What are Swallowing Disorders?
Swallowing disorder, also known as dysphagia, is a difficulty in swallowing food or liquids. Swallowing is a set of coordinated muscle movements that control the mouth, the back of the throat (pharynx), and the food tube (oesophagus). Swallowing disorder may result from a lack of coordination of the nerves or muscles, or sometimes from infections and tumours. Swallowing problems can occur at any stage of the normal swallowing process as food and liquid move from the mouth, down the back of the throat, through the oesophagus, and into the stomach.
Causes of Swallowing Disorders
Swallowing problems can occur at any age and may be an indication of a serious medical issue. There are several causes for swallowing disorders ranging from muscle and nerve issues, head and neck injuries, ill-fitting dentures, missing teeth, previous mouth or neck surgery, cancer of the mouth, throat, or oesophagus, brain disorders, or even some medications.
Signs and Symptoms of Swallowing Disorders
Swallowing disorders can cause a variety of symptoms. General signs and symptoms of swallowing disorders may include:
- Choking on food
- Food getting stuck in the throat
- Coughing during or immediately post drinking or eating
- Pain during swallowing
- Inability to swallow liquid or food
- Hoarseness or gurgly sounding
- Aspiration (liquid or food leaking into airway)
- A sensation of a “lump” in the throat
- Shortness of breath
- Sore throat
- Chest discomfort or pain
Diagnosis of Swallowing Disorders
Swallowing disorders can be effectively treated by a gastroenterologist or your family physician by determining the location and the extent of the problem based on a physical examination, symptoms, diagnostic tests, and x-rays. Some of the methods involved in diagnosing swallowing disorders include:
- A barium swallow study, which is a special video x-ray study, that shows your physician the entire swallowing process and anatomy as food containing barium passes through the mouth, pharynx, and oesophagus.
- A motility study to record pressure and movement of the oesophagus
- Endoscopy to examine the interior of the oesophagus
- 24-hour pH test to ascertain the amount of acid reflux that may be causing regurgitation
- Endoscopic ultrasound to ascertain the extent and nature of the lesions or other tumours in the swallowing channel
- X-rays of the head, neck, or thyroid to look for any abnormalities causing swallowing problem
Treatment for Swallowing Disorders
Various strategies are used to treat swallowing disorders ranging from physical techniques to improve swallowing ability, medical intervention, and/or surgery in severe cases.

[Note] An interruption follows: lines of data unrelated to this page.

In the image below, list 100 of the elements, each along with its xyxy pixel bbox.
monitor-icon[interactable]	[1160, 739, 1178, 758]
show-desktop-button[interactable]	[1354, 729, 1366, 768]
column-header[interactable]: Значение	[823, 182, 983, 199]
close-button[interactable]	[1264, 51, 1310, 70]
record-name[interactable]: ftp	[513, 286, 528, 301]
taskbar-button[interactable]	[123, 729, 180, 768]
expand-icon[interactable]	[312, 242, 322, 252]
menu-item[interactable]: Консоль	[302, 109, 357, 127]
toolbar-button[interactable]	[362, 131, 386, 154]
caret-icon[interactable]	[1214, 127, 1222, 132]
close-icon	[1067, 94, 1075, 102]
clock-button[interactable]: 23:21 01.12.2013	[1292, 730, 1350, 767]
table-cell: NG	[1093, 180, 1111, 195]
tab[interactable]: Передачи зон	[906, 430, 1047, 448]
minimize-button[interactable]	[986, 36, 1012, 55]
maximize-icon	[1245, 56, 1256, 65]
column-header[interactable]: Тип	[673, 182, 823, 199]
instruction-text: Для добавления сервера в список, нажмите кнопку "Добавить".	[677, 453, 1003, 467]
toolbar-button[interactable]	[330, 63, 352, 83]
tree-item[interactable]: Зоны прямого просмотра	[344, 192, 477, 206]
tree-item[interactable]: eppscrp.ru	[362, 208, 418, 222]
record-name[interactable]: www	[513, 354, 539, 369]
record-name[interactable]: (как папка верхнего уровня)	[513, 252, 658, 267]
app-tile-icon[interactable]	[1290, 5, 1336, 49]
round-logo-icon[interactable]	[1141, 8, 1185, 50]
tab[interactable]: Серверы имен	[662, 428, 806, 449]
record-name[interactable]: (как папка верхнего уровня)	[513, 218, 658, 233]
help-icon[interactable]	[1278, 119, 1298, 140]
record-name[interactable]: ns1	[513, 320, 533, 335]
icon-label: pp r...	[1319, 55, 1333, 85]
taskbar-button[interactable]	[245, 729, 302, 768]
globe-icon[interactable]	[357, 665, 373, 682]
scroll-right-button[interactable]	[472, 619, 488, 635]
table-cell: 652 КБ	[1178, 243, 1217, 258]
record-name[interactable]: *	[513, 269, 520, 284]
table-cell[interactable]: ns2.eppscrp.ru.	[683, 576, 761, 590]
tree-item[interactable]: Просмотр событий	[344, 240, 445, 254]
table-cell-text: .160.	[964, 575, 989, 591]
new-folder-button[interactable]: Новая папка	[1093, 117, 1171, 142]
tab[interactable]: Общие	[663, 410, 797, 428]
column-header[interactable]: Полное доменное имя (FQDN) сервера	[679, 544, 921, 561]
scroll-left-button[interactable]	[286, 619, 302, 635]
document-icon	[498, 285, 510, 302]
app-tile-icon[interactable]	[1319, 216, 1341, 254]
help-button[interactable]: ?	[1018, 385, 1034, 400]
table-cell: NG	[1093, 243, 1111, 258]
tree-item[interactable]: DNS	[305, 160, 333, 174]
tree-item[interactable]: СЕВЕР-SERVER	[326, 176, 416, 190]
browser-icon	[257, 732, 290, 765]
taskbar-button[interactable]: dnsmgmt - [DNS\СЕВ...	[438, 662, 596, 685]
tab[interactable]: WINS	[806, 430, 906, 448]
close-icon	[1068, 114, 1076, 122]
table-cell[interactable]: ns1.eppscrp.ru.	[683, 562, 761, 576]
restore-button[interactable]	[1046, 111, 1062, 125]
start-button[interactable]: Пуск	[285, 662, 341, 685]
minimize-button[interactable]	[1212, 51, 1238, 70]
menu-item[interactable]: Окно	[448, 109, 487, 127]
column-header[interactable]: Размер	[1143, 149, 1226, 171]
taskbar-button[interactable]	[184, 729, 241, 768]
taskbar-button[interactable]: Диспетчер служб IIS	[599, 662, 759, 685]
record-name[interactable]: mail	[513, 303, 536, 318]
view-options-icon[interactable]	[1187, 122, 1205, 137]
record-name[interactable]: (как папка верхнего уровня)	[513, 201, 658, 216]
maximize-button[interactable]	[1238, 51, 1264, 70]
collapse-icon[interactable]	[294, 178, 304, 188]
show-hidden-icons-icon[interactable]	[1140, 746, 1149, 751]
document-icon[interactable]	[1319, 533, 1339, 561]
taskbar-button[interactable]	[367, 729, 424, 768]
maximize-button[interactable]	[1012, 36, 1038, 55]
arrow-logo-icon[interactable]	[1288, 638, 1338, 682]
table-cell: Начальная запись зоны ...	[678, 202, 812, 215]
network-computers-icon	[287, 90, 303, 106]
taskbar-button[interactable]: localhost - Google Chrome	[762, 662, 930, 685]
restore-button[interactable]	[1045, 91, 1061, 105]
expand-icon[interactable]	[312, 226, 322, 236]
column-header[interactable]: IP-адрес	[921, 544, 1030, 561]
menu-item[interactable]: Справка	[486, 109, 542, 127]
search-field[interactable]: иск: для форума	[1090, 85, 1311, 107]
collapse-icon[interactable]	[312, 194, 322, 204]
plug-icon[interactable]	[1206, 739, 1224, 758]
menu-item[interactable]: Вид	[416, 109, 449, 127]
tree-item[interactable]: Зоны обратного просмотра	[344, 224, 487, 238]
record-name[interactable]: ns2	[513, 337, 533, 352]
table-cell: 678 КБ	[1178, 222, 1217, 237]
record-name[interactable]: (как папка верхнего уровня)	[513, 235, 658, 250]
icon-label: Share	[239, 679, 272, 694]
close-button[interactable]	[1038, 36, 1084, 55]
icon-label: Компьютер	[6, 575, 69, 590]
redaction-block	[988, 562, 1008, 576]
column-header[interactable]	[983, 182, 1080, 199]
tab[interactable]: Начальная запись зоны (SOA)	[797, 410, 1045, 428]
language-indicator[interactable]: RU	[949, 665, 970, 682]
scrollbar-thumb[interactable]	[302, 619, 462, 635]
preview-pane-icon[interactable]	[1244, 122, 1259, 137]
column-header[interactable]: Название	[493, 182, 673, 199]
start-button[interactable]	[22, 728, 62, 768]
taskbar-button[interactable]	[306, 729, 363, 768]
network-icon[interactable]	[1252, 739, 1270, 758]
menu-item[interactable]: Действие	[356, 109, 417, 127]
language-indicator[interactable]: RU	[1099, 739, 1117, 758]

General strategies may include:
- Eat smaller and frequent meals
- Lubricate food by blending with a sauce
- Chew well and swallow food completely prior to taking another bite
- Keep away from eating when stressed or tired
- Adjust your head stance and posture while swallowing
- Refrain from food that may get stuck in the throat, such as bread
- Consume thickened liquids that are easy to swallow
Sometimes non-invasive medical interventions may be necessary such as oesophageal dilation, where a narrowed area of your oesophagus is stretched to aid in comfortable swallowing. Also, medications can be effective in treating some patients with a swallowing disorder by reducing stomach acid, decreasing contractions of the oesophagus, and improving nerve functions that support swallowing.
Surgical treatment may depend upon the site of the swallowing disorder and involve loosening or strengthening of the upper or lower valves of the oesophagus or eliminating tumours or obstructions from the oesophagus.